Read on as we outline the common and not so common reactions to death and grieving, and what you can do when you or someone you know is going through loss due to death at any given time.
Reasons why people react differently to death
Dealing with death, particularly the death of a close loved one, is one of the most stressful experiences anyone can go through. Everyone reacts differently to death, and it’s normal if you feel like you’re riding on a rollercoaster of different emotions. How people react to death can be affected by many things:
The type of relationship you had with the person: The type of relationship you'd with the person matters especially if you were close to the person, the death will affect you in a negative way. But if you didn't like the person you would be happy that the person is no longer and possibly rejoice.
Their gender: it's been k ow for men to not outwardly be able to express their grief and possibly do so through physical activity. Women are often more likely to want to share their feelings with others, talk about what’s happening or are more likely to openly cry.

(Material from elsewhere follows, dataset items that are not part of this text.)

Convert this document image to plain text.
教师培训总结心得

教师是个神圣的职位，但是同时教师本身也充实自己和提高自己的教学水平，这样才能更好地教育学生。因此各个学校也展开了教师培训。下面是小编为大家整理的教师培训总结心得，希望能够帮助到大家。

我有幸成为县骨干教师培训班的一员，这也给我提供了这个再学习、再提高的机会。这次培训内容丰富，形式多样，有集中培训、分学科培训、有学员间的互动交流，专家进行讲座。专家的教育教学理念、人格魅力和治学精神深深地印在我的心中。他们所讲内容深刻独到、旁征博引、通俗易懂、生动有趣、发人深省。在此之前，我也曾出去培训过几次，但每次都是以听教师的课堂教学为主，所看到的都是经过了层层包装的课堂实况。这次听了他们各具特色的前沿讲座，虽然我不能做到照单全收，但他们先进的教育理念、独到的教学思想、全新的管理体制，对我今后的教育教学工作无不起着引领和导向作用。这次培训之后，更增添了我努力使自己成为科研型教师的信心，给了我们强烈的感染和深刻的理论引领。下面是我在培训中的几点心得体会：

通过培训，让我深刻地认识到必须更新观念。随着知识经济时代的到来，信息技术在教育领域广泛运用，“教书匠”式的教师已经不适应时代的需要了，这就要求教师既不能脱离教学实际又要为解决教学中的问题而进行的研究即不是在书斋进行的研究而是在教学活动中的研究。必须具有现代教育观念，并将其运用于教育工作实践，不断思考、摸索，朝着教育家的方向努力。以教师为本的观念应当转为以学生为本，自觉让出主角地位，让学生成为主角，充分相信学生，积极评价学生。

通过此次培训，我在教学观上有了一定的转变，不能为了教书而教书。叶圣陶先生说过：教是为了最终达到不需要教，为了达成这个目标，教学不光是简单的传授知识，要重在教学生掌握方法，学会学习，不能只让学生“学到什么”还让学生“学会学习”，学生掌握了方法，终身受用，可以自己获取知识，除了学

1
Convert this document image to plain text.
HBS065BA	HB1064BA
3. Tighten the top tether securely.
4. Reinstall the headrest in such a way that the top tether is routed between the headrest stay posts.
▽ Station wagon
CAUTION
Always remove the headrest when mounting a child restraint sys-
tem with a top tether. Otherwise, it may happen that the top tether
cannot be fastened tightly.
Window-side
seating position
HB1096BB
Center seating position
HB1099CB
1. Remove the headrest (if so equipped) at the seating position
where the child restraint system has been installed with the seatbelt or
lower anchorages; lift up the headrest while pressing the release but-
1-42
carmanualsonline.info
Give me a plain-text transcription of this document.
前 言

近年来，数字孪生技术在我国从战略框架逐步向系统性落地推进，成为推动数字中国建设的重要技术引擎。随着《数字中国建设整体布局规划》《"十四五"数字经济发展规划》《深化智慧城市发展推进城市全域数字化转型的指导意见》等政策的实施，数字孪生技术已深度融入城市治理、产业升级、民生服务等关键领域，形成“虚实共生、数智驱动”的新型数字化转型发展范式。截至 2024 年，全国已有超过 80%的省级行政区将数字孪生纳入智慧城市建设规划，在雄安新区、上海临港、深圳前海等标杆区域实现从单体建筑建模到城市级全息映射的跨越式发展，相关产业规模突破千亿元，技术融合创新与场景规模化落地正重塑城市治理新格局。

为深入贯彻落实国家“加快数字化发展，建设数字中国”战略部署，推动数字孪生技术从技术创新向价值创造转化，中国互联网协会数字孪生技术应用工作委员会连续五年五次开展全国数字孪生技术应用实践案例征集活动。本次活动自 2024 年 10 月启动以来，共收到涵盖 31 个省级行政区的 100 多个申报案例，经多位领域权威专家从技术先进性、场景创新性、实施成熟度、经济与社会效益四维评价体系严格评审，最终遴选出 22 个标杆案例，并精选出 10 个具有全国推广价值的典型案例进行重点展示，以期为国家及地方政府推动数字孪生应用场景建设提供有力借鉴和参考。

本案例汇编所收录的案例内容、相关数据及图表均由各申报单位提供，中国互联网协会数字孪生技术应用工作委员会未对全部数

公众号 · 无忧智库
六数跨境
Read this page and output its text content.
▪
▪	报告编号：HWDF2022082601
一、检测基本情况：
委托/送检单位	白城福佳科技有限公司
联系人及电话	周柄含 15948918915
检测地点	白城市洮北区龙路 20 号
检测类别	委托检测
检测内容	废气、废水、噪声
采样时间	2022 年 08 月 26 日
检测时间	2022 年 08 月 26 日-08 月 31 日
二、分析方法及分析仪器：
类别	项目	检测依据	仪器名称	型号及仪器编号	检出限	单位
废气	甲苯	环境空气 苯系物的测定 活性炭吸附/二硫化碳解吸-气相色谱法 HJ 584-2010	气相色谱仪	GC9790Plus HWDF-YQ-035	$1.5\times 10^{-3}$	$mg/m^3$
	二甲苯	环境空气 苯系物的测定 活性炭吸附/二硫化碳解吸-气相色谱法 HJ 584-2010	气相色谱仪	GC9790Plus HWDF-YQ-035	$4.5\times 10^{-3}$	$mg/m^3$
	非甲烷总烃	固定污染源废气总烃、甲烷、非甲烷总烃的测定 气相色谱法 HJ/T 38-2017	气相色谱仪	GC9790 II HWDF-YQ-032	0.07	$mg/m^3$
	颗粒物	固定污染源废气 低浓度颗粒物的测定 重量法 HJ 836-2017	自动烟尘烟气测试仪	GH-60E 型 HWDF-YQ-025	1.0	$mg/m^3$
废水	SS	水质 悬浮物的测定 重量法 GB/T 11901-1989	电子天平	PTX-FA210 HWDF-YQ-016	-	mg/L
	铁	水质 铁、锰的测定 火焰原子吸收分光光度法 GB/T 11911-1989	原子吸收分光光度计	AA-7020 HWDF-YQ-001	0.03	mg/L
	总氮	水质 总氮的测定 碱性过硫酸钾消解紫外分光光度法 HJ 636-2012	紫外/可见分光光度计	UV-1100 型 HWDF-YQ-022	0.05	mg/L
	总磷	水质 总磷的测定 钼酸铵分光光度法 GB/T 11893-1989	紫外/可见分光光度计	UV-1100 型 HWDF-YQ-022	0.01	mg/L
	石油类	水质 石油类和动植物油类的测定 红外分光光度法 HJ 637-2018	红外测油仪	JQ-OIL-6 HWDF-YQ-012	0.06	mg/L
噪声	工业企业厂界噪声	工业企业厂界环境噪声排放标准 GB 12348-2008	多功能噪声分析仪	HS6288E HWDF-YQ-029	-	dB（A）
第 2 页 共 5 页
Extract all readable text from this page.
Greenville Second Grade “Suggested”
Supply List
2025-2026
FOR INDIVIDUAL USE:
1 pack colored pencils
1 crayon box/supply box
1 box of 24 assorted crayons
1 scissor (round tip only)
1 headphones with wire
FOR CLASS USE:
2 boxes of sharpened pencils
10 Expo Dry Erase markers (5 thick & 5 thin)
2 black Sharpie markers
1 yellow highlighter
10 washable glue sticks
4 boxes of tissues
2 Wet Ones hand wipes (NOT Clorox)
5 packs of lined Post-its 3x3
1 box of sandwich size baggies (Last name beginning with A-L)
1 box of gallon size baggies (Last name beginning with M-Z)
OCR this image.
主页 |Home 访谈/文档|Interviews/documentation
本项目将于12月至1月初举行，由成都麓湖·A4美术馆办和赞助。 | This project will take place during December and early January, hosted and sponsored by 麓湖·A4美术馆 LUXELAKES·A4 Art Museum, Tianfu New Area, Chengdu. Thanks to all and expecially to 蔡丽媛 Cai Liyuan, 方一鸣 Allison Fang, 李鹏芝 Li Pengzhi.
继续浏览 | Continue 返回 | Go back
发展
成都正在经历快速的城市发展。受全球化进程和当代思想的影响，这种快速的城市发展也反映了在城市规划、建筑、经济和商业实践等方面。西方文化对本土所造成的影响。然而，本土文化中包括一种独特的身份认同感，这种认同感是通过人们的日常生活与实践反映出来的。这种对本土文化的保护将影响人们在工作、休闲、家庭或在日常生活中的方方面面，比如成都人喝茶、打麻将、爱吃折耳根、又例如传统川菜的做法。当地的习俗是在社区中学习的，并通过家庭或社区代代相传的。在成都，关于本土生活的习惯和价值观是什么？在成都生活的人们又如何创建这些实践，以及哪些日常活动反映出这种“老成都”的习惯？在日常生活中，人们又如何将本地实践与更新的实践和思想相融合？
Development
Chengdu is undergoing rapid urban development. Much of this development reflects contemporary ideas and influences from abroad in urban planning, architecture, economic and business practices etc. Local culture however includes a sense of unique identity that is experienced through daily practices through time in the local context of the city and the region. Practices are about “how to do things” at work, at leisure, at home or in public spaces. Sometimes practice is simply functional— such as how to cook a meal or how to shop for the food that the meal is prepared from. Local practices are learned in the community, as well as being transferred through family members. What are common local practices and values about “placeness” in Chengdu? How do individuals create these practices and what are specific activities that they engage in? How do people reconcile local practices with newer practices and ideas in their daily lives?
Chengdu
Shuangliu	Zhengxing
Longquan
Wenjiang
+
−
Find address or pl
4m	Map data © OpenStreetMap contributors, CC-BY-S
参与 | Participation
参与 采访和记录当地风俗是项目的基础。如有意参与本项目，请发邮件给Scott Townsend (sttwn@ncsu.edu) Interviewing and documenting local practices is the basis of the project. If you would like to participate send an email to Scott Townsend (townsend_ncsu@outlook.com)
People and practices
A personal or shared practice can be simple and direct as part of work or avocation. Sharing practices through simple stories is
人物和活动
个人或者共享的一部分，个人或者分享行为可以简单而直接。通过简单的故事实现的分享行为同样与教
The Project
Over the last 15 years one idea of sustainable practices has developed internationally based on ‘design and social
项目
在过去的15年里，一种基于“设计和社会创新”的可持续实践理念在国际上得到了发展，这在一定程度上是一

Their cultural background: Different cultural groups deal with grief in different ways, including how they express their grief through some through rituals and ceremonies, and have different rules around what is considered respectful and not.
Your age: Younger children may not understand why a person isn’t coming back, or what death actually is. When we’re older, we understand that the person is gone forever, but may still find it difficult to take this fact on board.
Affects of Loss
Physically: Headaches, feeling tired, achy muscles and nausea.
Emotionally: Sadness, anger, disbelief, despair, guilt and loneliness.
Mentally: Forgetfulness, lack of concentration, confusion and poor memory.
Behaviourally: Changes to sleeping patterns, dreams or nightmares, or to your appetite. You might or might not want to go out or be around people. You may also experience unusual emotional reactions or feel weepy.
Socially: Some friends may avoid you because they don’t know what to say or how to help you. You might also feel pressure to be strong for family or friends, or you may not feel like seeing anyone.
Spiritually: Your beliefs may be challenged and you may struggle to have faith in the things that you once believed in.
Death is not easy as affects us all at some point on our lives, if you are affected and can not seem to be able to deal with your loss, speak to a professional who can help you find ways to deal and manage your with your loss.